In order to manage ultra-treatment-resistant schizophrenia, clinicians may try an augmented approach, which involves using clozapine in conjunction with other pharmacological agents like brexpiprazole or aripiprazole, as well as supportive psychotherapy approaches.

Among these approaches may be:

In a small 2019 study of 10 treatment-resistant schizophrenia and schizoaffective disorder cases, researchers noted that pimavanserin, an antipsychotic medication used in Parkinson’s disease, saw success when clozapine was ineffective.

The exact causes of treatment-resistant schizophrenia are unknown, but research suggests that a number of structural and functional brain alterations can exist between treatment-resistant schizophrenia and treatment-responsive schizophrenia.

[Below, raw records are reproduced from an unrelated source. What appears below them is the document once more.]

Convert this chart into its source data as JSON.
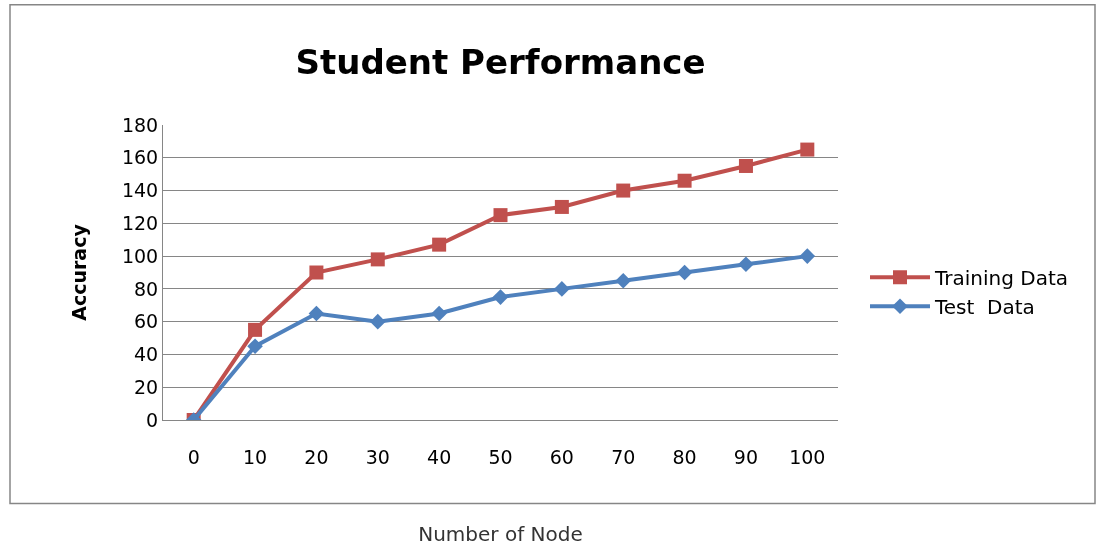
{
  "chart_data": {
    "type": "line",
    "title": "Student Performance",
    "xlabel": "Number of Node",
    "ylabel": "Accuracy",
    "categories": [
      "0",
      "10",
      "20",
      "30",
      "40",
      "50",
      "60",
      "70",
      "80",
      "90",
      "100"
    ],
    "series": [
      {
        "name": "Training Data",
        "color": "#c0504d",
        "marker": "square",
        "values": [
          0,
          55,
          90,
          98,
          107,
          125,
          130,
          140,
          146,
          155,
          165
        ]
      },
      {
        "name": "Test  Data",
        "color": "#4f81bd",
        "marker": "diamond",
        "values": [
          0,
          45,
          65,
          60,
          65,
          75,
          80,
          85,
          90,
          95,
          100
        ]
      }
    ],
    "ylim": [
      0,
      180
    ],
    "yticks": [
      0,
      20,
      40,
      60,
      80,
      100,
      120,
      140,
      160,
      180
    ],
    "grid": "y",
    "legend": "right",
    "line_style": "solid"
  }
}
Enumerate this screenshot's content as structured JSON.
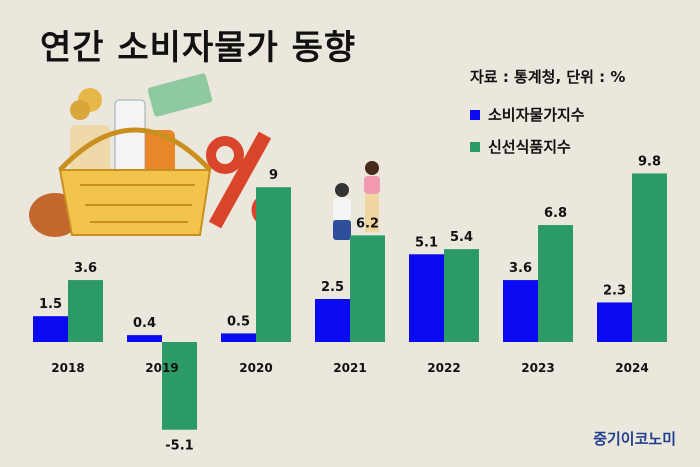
{
  "title": "연간 소비자물가 동향",
  "source": "자료 : 통계청, 단위 : %",
  "brand": "중기이코노미",
  "colors": {
    "series0": "#0a0af0",
    "series1": "#2c9a66"
  },
  "chart_data": {
    "type": "bar",
    "categories": [
      "2018",
      "2019",
      "2020",
      "2021",
      "2022",
      "2023",
      "2024"
    ],
    "series": [
      {
        "name": "소비자물가지수",
        "values": [
          1.5,
          0.4,
          0.5,
          2.5,
          5.1,
          3.6,
          2.3
        ]
      },
      {
        "name": "신선식품지수",
        "values": [
          3.6,
          -5.1,
          9,
          6.2,
          5.4,
          6.8,
          9.8
        ]
      }
    ],
    "value_labels": [
      [
        "1.5",
        "0.4",
        "0.5",
        "2.5",
        "5.1",
        "3.6",
        "2.3"
      ],
      [
        "3.6",
        "-5.1",
        "9",
        "6.2",
        "5.4",
        "6.8",
        "9.8"
      ]
    ],
    "legend_position": "top-right",
    "grid": false
  }
}
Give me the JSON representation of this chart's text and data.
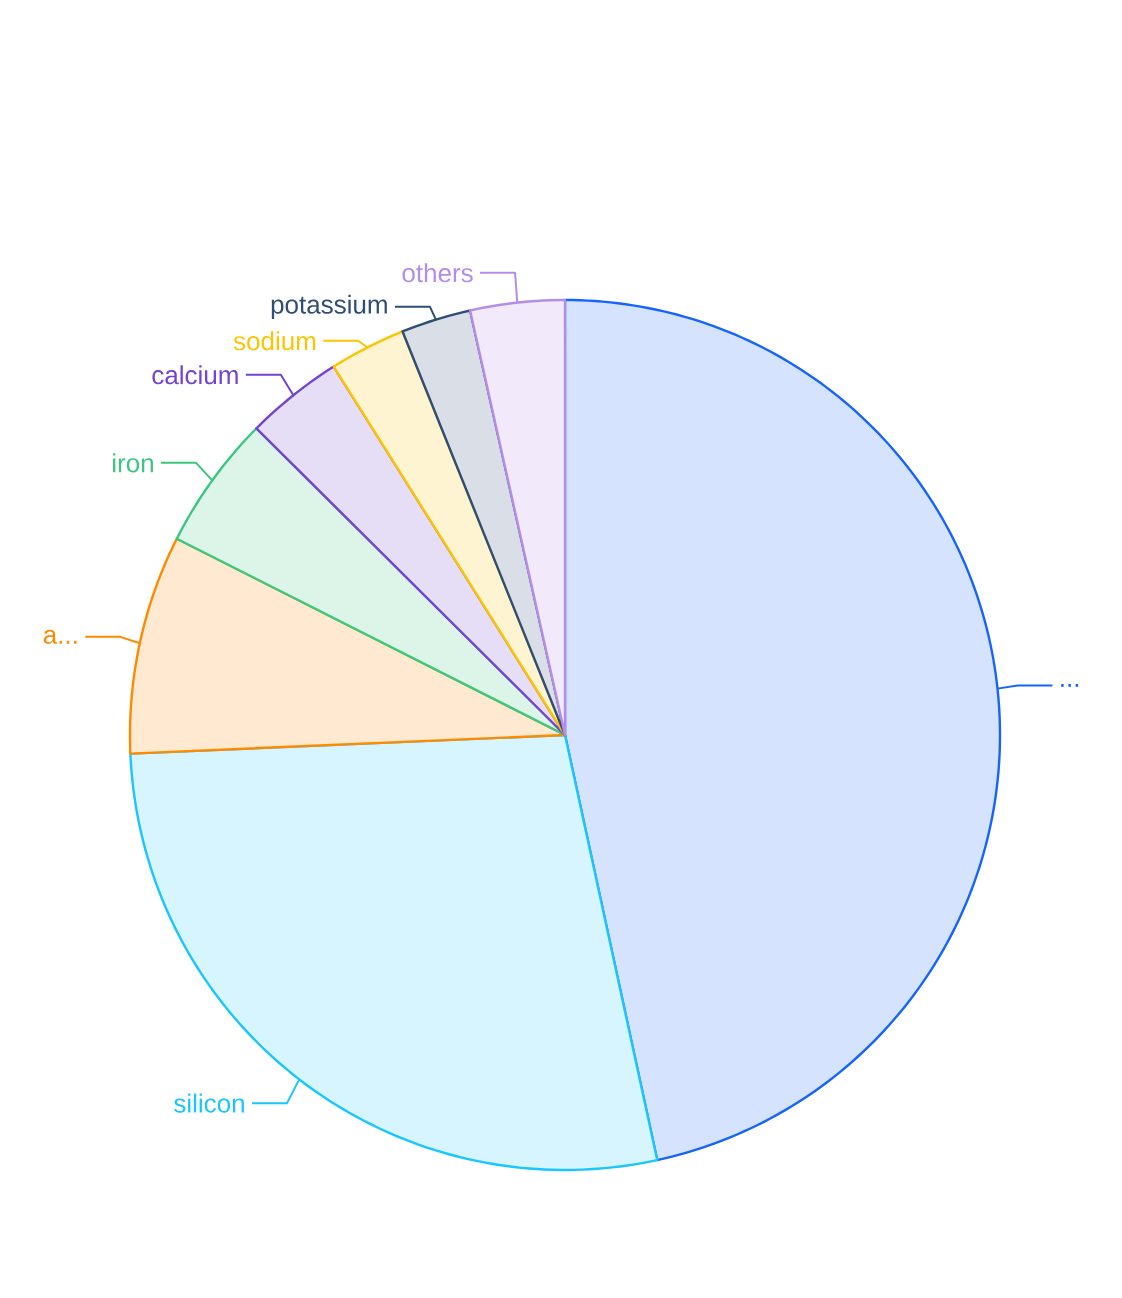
{
  "chart_data": {
    "type": "pie",
    "categories": [
      "...",
      "silicon",
      "a...",
      "iron",
      "calcium",
      "sodium",
      "potassium",
      "others"
    ],
    "values": [
      46.6,
      27.72,
      8.13,
      5,
      3.63,
      2.83,
      2.59,
      3.5
    ],
    "colors": [
      "#1664ff",
      "#1ac6ff",
      "#ff8a00",
      "#3cc780",
      "#7442d4",
      "#ffc400",
      "#304d77",
      "#b48deb"
    ]
  }
}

Differences noted in TRS include:

  • greater reduction of gray matter, particularly in frontal regions of the brain
  • decreased thickness of the dorsolateral prefrontal cortex
  • increased basal ganglia white matter volume
  • decreased global functioning connectivity in thalamocortical circuits and thalamic subregions

Not all cases of TRS present with different neurobiology than treatment-responsive cases. For this reason, many researchers are reluctant to indicate neurobiology is the only underlying cause of TRS.

Other factors may increase the chances of TRS. A 2019 study of more than 1,000 people found treatment resistance was more likely with:

  • early age onset of psychosis
  • poor levels of functioning prior to symptom development

An earlier study from 2007 suggests that TRS may be related to the extent of neuronal damage present in some schizophrenia cases.

Causes of schizophrenia

The causes of schizophrenia, treatment-resistant or otherwise, are also a point of ongoing research. To date, multiple factors have been found to potentially increase the chances you’ll experience schizophrenia, such as:

  • genetics
  • substance use
  • exposure to certain environmental factors before birth
  • certain autoimmune disorders
  • dysfunction of the neurotransmitters dopamine and glutamate

If schizophrenia symptoms persist even after you’ve been on two full courses of different medications, you may be experiencing treatment-resistant schizophrenia.

Clozapine, an antipsychotic medication proven effective in some TRS cases, may be your doctor’s next recommendation.

Schizophrenia is a lifelong condition, and while clozapine or other medications may help alleviate symptoms, successful treatment often involves a dynamic approach, including social and functional supports, as well as behavioral therapy approaches.